I ran into one interesting problem. I found a process stuck on mutex. This sounds like a common deadlock, but it wasn’t that obvious. Thread that was stuck is the only thread in the process.

I clearly saw from printouts that that mutex was locked in the past by some other thread that no longer exist. Sometimes you can get into this kind of problems when you are not handling exceptions properly. The code is written in C++.

Unfortunately for me, that mutex is always locked using guard variable – guard variable locks the mutex in constructor and unlocks it in destructor. So any exception thrown while mutex locked, wouldn’t have caused the problem – when guard variable goes out of scope, it’s destructor would unlock the lock.

My first hunch was signals. One very common behavior when working with signals is when you are locking a mutex and then receiving a signal. If signal handler tries to lock same mutex you end up with deadlock. Fortunately for me the process was still alive and I was able to check the backtrace. Backtrace showed that thread is not stuck in the signal handler.

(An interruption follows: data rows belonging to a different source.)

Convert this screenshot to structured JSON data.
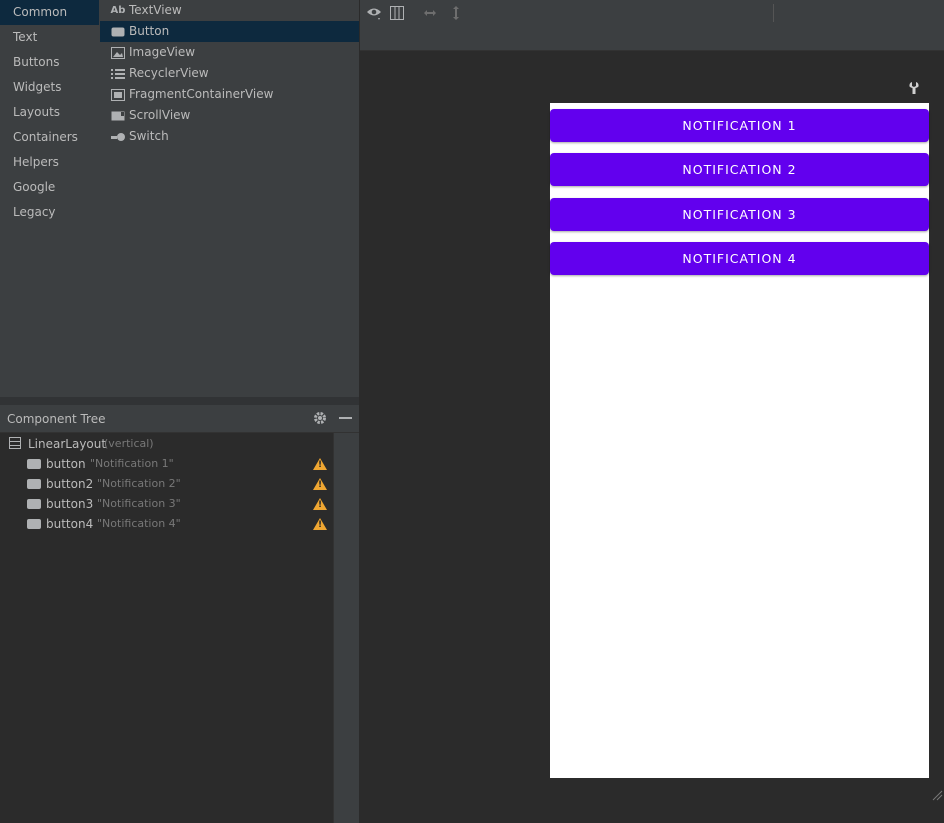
{
  "palette": {
    "categories": [
      "Common",
      "Text",
      "Buttons",
      "Widgets",
      "Layouts",
      "Containers",
      "Helpers",
      "Google",
      "Legacy"
    ],
    "selected_category": "Common",
    "widgets": [
      {
        "label": "TextView",
        "icon": "textview-icon",
        "glyph": "Ab"
      },
      {
        "label": "Button",
        "icon": "button-icon"
      },
      {
        "label": "ImageView",
        "icon": "imageview-icon"
      },
      {
        "label": "RecyclerView",
        "icon": "recyclerview-icon"
      },
      {
        "label": "FragmentContainerView",
        "icon": "fragmentcontainer-icon"
      },
      {
        "label": "ScrollView",
        "icon": "scrollview-icon"
      },
      {
        "label": "Switch",
        "icon": "switch-icon"
      }
    ],
    "selected_widget": "Button"
  },
  "component_tree": {
    "title": "Component Tree",
    "root": {
      "name": "LinearLayout",
      "detail": "(vertical)"
    },
    "children": [
      {
        "name": "button",
        "detail": "\"Notification 1\""
      },
      {
        "name": "button2",
        "detail": "\"Notification 2\""
      },
      {
        "name": "button3",
        "detail": "\"Notification 3\""
      },
      {
        "name": "button4",
        "detail": "\"Notification 4\""
      }
    ],
    "warning_symbol": "!"
  },
  "design": {
    "buttons": [
      "NOTIFICATION 1",
      "NOTIFICATION 2",
      "NOTIFICATION 3",
      "NOTIFICATION 4"
    ],
    "button_color": "#6200ee"
  },
  "colors": {
    "panel_bg": "#3c3f41",
    "editor_bg": "#2b2b2b",
    "selection": "#0d293e",
    "warning": "#f0a732"
  }
}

And this is it. I did not have second hunch. It took me a while to realize what really happened.

This process expected to run in the background. So the most natural thing for it to do was to fork() right after starting. A moment before that it was launching a thread that handle some asynchronous tasks. When process calls fork(), the child process inherits memory and file descriptors from parent process. One thing that it is not inheriting is its threads.

In my particular case parent created a thread. Thread started running, locking the mutex. At this exact moment parent process called fork() and child process was born with that mutex locked.

To conclude, it never stops to amaze me how simple and yet how complicated multi-threaded programming can be. As a precaution, try not to mix multi-processed and multi-threaded programs. You may get surprising results.